Dr. Raffaelo D’Andrea’s talk was the most inspiring lectures of the entire series. As a designer, I was drawn to all of his creative ‘inventions’ which were concepts built into successful products using complex heuristic strategies. What made his lecture interesting was the ability of the audience to view his revolutionary concepts through videos, and listen to the collaborative, multidisciplinary efforts required to achieve them with the help of engineers, computer scientists and industrial designers.

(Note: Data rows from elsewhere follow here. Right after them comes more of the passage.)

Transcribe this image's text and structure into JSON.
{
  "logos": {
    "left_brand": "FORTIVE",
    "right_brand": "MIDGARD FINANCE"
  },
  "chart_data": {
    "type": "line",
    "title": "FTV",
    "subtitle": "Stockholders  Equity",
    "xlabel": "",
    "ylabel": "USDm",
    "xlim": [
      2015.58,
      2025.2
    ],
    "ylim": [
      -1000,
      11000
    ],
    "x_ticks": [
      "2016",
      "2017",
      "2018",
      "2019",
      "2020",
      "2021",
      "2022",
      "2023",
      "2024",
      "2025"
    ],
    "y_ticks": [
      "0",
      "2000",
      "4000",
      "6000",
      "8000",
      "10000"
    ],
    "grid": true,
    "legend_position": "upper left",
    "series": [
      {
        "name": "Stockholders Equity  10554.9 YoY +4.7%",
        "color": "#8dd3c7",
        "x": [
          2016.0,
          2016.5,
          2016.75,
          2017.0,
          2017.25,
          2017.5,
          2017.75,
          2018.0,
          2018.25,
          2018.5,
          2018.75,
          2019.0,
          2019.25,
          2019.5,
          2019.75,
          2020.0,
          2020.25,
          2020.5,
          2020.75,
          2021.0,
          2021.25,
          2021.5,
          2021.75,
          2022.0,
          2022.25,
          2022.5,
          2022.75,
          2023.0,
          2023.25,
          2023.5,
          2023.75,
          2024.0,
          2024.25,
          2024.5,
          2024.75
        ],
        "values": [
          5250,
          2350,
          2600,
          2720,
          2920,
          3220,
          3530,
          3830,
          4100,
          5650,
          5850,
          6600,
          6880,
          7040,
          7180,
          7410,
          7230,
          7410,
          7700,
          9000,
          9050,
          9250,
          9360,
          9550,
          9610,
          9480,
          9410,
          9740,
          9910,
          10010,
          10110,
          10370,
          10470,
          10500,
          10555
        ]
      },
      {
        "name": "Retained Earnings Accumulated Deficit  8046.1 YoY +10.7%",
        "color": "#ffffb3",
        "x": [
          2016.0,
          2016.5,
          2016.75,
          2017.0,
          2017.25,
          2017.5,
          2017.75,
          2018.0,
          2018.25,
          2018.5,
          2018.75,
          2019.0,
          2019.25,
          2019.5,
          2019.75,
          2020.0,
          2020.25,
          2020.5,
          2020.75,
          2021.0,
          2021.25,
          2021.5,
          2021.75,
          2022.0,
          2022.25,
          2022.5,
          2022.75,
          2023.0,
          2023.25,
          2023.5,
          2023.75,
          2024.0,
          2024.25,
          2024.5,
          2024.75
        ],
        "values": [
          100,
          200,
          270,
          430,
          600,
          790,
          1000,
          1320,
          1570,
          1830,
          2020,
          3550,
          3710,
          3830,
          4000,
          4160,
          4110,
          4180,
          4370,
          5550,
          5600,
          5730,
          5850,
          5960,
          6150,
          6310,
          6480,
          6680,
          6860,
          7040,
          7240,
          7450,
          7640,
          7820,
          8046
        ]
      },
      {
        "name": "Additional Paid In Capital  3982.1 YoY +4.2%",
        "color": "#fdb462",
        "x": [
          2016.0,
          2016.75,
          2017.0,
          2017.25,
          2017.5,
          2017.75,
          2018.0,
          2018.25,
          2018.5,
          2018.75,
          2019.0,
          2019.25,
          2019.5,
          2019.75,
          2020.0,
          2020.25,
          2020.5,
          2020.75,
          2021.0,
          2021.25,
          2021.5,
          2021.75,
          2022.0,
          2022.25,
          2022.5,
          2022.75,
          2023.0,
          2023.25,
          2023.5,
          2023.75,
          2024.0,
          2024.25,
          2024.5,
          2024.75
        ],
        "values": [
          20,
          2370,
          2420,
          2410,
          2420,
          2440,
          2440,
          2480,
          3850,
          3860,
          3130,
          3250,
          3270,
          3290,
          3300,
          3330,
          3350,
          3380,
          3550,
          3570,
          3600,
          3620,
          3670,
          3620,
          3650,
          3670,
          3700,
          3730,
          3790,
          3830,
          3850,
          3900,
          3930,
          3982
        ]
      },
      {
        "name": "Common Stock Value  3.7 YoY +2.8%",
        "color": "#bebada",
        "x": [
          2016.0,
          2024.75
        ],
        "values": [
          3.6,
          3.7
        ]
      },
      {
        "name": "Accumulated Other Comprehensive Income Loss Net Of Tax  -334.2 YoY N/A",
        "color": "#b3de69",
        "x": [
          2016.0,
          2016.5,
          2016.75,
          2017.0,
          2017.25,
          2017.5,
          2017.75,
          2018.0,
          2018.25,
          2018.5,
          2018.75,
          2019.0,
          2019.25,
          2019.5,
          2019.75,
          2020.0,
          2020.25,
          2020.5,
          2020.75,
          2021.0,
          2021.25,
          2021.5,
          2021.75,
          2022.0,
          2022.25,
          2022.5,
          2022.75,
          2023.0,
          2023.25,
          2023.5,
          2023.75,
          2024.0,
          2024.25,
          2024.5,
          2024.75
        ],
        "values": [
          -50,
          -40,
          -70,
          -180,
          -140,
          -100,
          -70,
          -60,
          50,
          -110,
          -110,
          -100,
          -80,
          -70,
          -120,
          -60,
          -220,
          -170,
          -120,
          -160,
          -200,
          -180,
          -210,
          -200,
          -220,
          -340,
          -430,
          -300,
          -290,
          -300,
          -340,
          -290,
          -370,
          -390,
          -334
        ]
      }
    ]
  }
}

One of his comments that I really valued was his opinion of simplicity in design in his creations. He mentioned that working with the basic functional components of a system usually determine the aesthetics of the final product. Elaborating on his way of working, he talked about how he commences on a project with a basic concept to fulfill a specific requirement. Eventualy, through a design process of intricate computation he achieves the complex behavior envisioned for the intial concept for the product. The aesthetics he mentioned, evolved around the requirements of the concept. This is evident in the ‘Robotic Chair’ and ‘The Table’. Even though both creations are technologically highly sophisticated and complex, instead of being designed to sport a modern appearance in furniture trends, they have the minimal physical aesthetics of basic wooden furniture.
Dr. D’Andrea did not offer his views on the future of robotics. However, among all the work that he shared in his lectures, I enjoyed Kiva the most. It is the closest experience I have encountered to the creation of intelligent robots in the real world to replace human labor.